DataExplorers tells paidContent:UK BSkyB it sees investors “voting with their feet” – the proportion of hedge funds betting in short-selling that the deal will collapse is tiny, suggesting a high degree of confidence that the deal will come to pass.
Enders Analysis also thinks the deal is likely to go ahead, but isn’t so convinced a Sky News demerger is necessarily in Sky News’ interests: “The concept of demerging Sky News is evidently a plausible one and we consider it very unlikely that critics of the deal will have much success undermining its appropriateness as a protection of plurality,” Enders says in its latest report.

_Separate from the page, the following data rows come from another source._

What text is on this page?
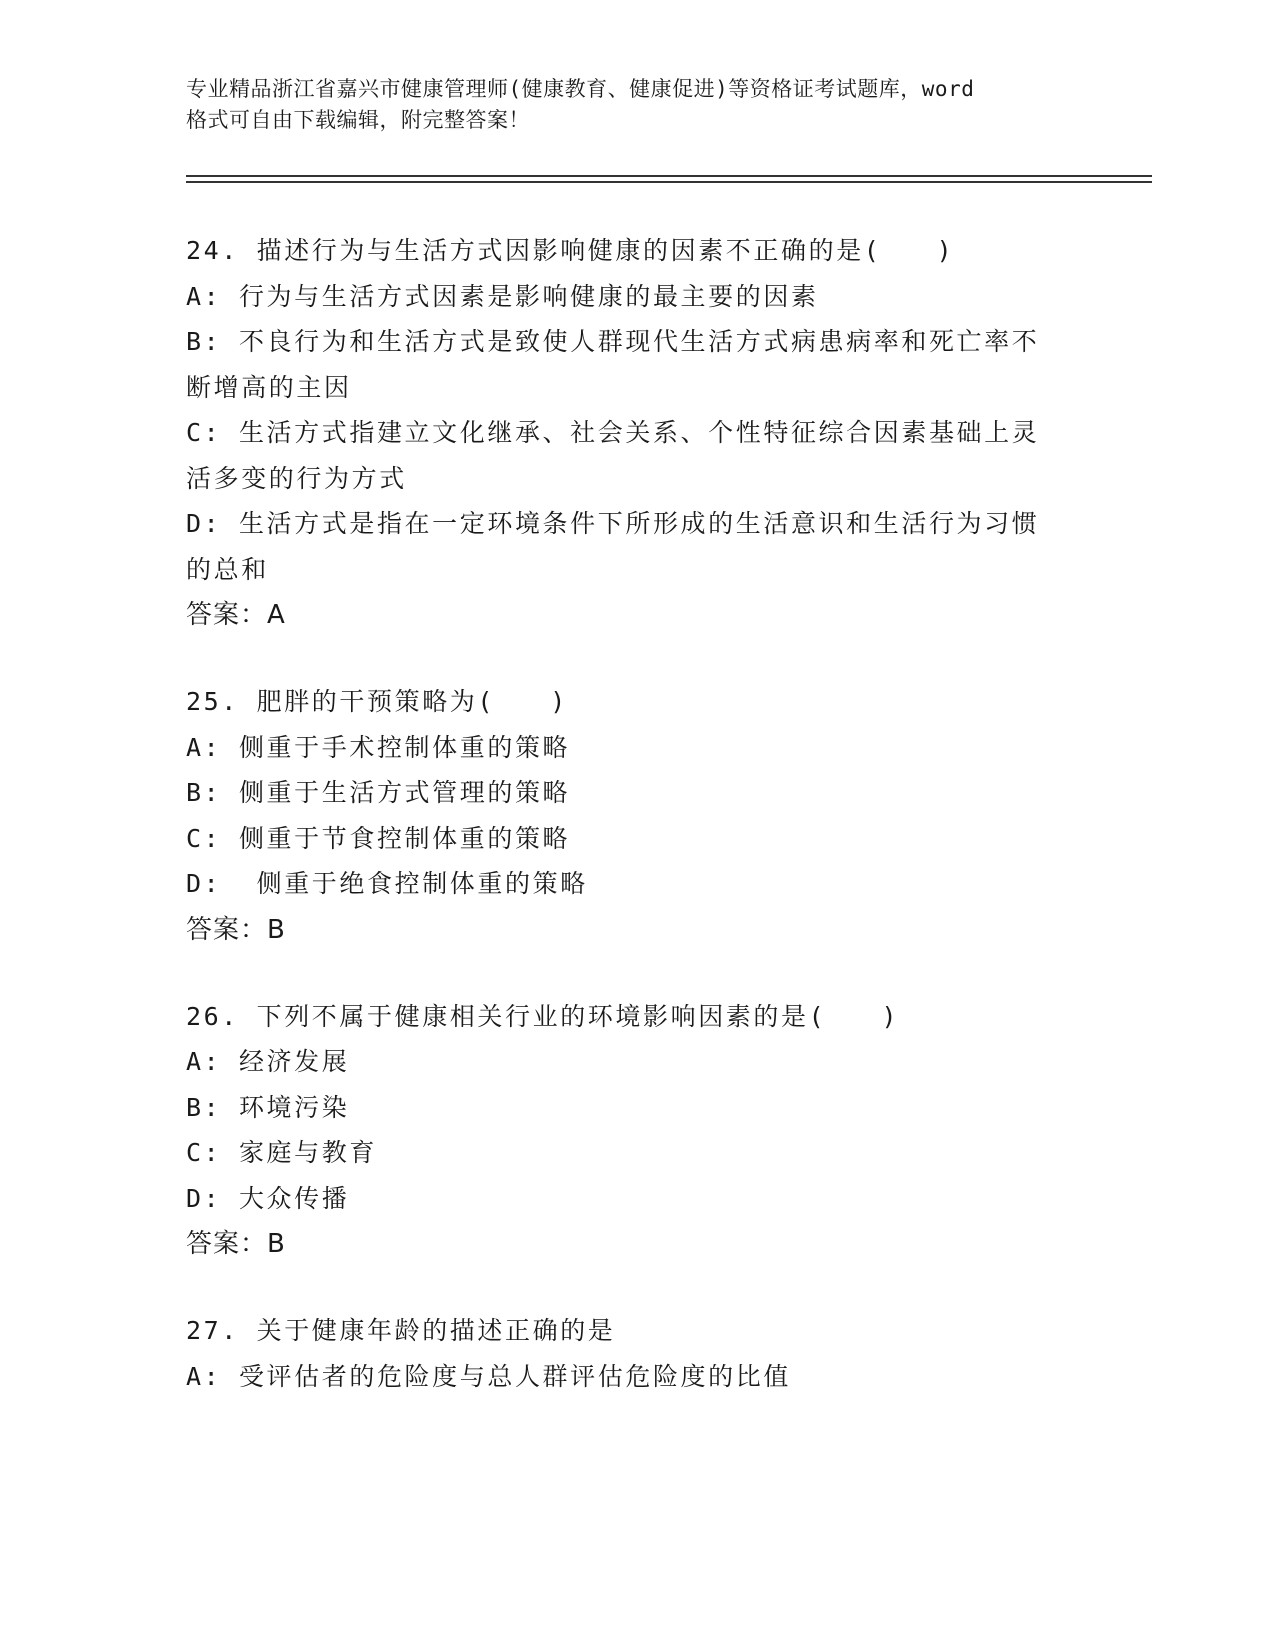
专业精品浙江省嘉兴市健康管理师(健康教育、健康促进)等资格证考试题库，word
格式可自由下载编辑，附完整答案！

24. 描述行为与生活方式因影响健康的因素不正确的是(　　)

A: 行为与生活方式因素是影响健康的最主要的因素

B: 不良行为和生活方式是致使人群现代生活方式病患病率和死亡率不

断增高的主因

C: 生活方式指建立文化继承、社会关系、个性特征综合因素基础上灵

活多变的行为方式

D: 生活方式是指在一定环境条件下所形成的生活意识和生活行为习惯

的总和

答案：A

25. 肥胖的干预策略为(　　)

A: 侧重于手术控制体重的策略

B: 侧重于生活方式管理的策略

C: 侧重于节食控制体重的策略

D:  侧重于绝食控制体重的策略

答案：B

26. 下列不属于健康相关行业的环境影响因素的是(　　)

A: 经济发展

B: 环境污染

C: 家庭与教育

D: 大众传播

答案：B

27. 关于健康年龄的描述正确的是

A: 受评估者的危险度与总人群评估危险度的比值
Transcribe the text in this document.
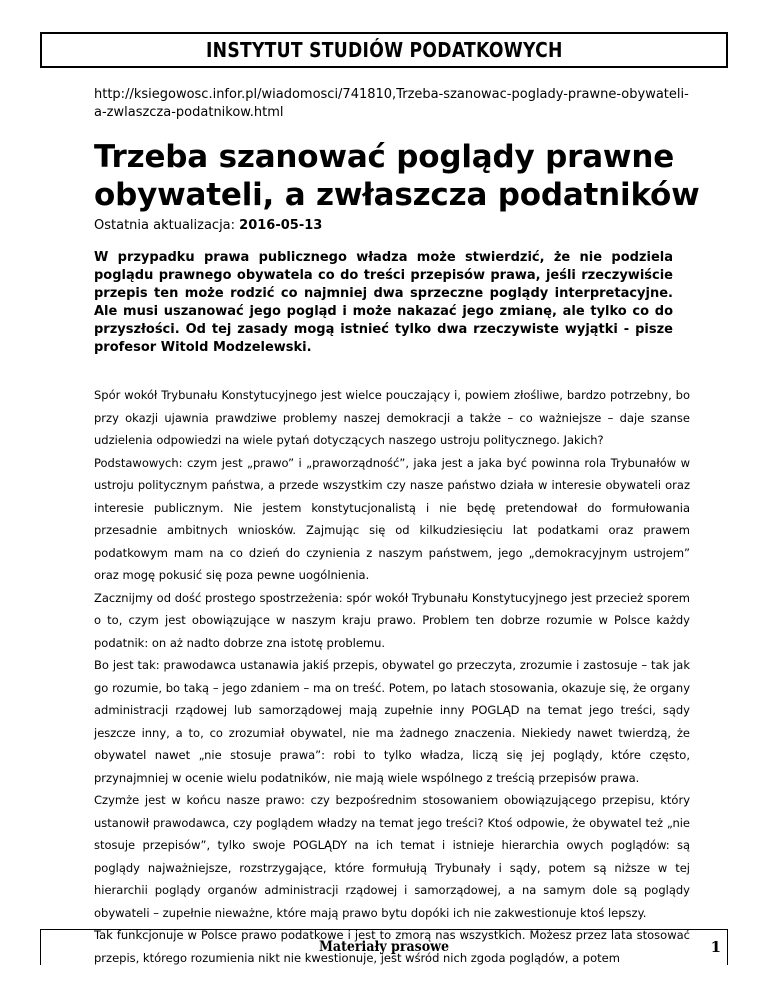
INSTYTUT STUDIÓW PODATKOWYCH
http://ksiegowosc.infor.pl/wiadomosci/741810,Trzeba-szanowac-poglady-prawne-obywateli-a-zwlaszcza-podatnikow.html
Trzeba szanować poglądy prawne obywateli, a zwłaszcza podatników
Ostatnia aktualizacja: 2016-05-13

W przypadku prawa publicznego władza może stwierdzić, że nie podziela poglądu prawnego obywatela co do treści przepisów prawa, jeśli rzeczywiście przepis ten może rodzić co najmniej dwa sprzeczne poglądy interpretacyjne. Ale musi uszanować jego pogląd i może nakazać jego zmianę, ale tylko co do przyszłości. Od tej zasady mogą istnieć tylko dwa rzeczywiste wyjątki - pisze profesor Witold Modzelewski.

Spór wokół Trybunału Konstytucyjnego jest wielce pouczający i, powiem złośliwe, bardzo potrzebny, bo przy okazji ujawnia prawdziwe problemy naszej demokracji a także – co ważniejsze – daje szanse udzielenia odpowiedzi na wiele pytań dotyczących naszego ustroju politycznego. Jakich?

Podstawowych: czym jest „prawo” i „praworządność”, jaka jest a jaka być powinna rola Trybunałów w ustroju politycznym państwa, a przede wszystkim czy nasze państwo działa w interesie obywateli oraz interesie publicznym. Nie jestem konstytucjonalistą i nie będę pretendował do formułowania przesadnie ambitnych wniosków. Zajmując się od kilkudziesięciu lat podatkami oraz prawem podatkowym mam na co dzień do czynienia z naszym państwem, jego „demokracyjnym ustrojem” oraz mogę pokusić się poza pewne uogólnienia.

Zacznijmy od dość prostego spostrzeżenia: spór wokół Trybunału Konstytucyjnego jest przecież sporem o to, czym jest obowiązujące w naszym kraju prawo. Problem ten dobrze rozumie w Polsce każdy podatnik: on aż nadto dobrze zna istotę problemu.

Bo jest tak: prawodawca ustanawia jakiś przepis, obywatel go przeczyta, zrozumie i zastosuje – tak jak go rozumie, bo taką – jego zdaniem – ma on treść. Potem, po latach stosowania, okazuje się, że organy administracji rządowej lub samorządowej mają zupełnie inny POGLĄD na temat jego treści, sądy jeszcze inny, a to, co zrozumiał obywatel, nie ma żadnego znaczenia. Niekiedy nawet twierdzą, że obywatel nawet „nie stosuje prawa”: robi to tylko władza, liczą się jej poglądy, które często, przynajmniej w ocenie wielu podatników, nie mają wiele wspólnego z treścią przepisów prawa.

Czymże jest w końcu nasze prawo: czy bezpośrednim stosowaniem obowiązującego przepisu, który ustanowił prawodawca, czy poglądem władzy na temat jego treści? Ktoś odpowie, że obywatel też „nie stosuje przepisów”, tylko swoje POGLĄDY na ich temat i istnieje hierarchia owych poglądów: są poglądy najważniejsze, rozstrzygające, które formułują Trybunały i sądy, potem są niższe w tej hierarchii poglądy organów administracji rządowej i samorządowej, a na samym dole są poglądy obywateli – zupełnie nieważne, które mają prawo bytu dopóki ich nie zakwestionuje ktoś lepszy.

Tak funkcjonuje w Polsce prawo podatkowe i jest to zmorą nas wszystkich. Możesz przez lata stosować przepis, którego rozumienia nikt nie kwestionuje, jest wśród nich zgoda poglądów, a potem

Materiały prasowe	1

“However, it is harder to judge whether the proposed implementation secures the channel’s independence as fully and clearly as it might.” The firm notes “a series of issues that the information supplied for the public consultation does not appear to deal with”, including a loophole…
“In particular, the proposed undertakings seem not to block Rupert Murdoch, or members of his family, from buying the 60.9 percent of the shares in Sky News not to be held by News Corp.”
Enders says News Corp’s unusual arrangement – to separate Sky News but to give it a lump sum plus ongoing finance for 10 years, while retaining 39.1 percent stake in the news channel – would leave Sky News with an “umbilical” dependence on BSkyB.
In June, News Corp proposed 700p per share for the 60.9 percent of BSkyB it didn’t already own. Shareholders rejected it, seeking 800p. The price has risen during regulatory clearance. BSkyB closed at 829p in London on Tuesday.
DataExplorers says Dodge & Cox, the fund with the largest share of News Corp, will have the biggest say over whether News Corp bests its initial offer.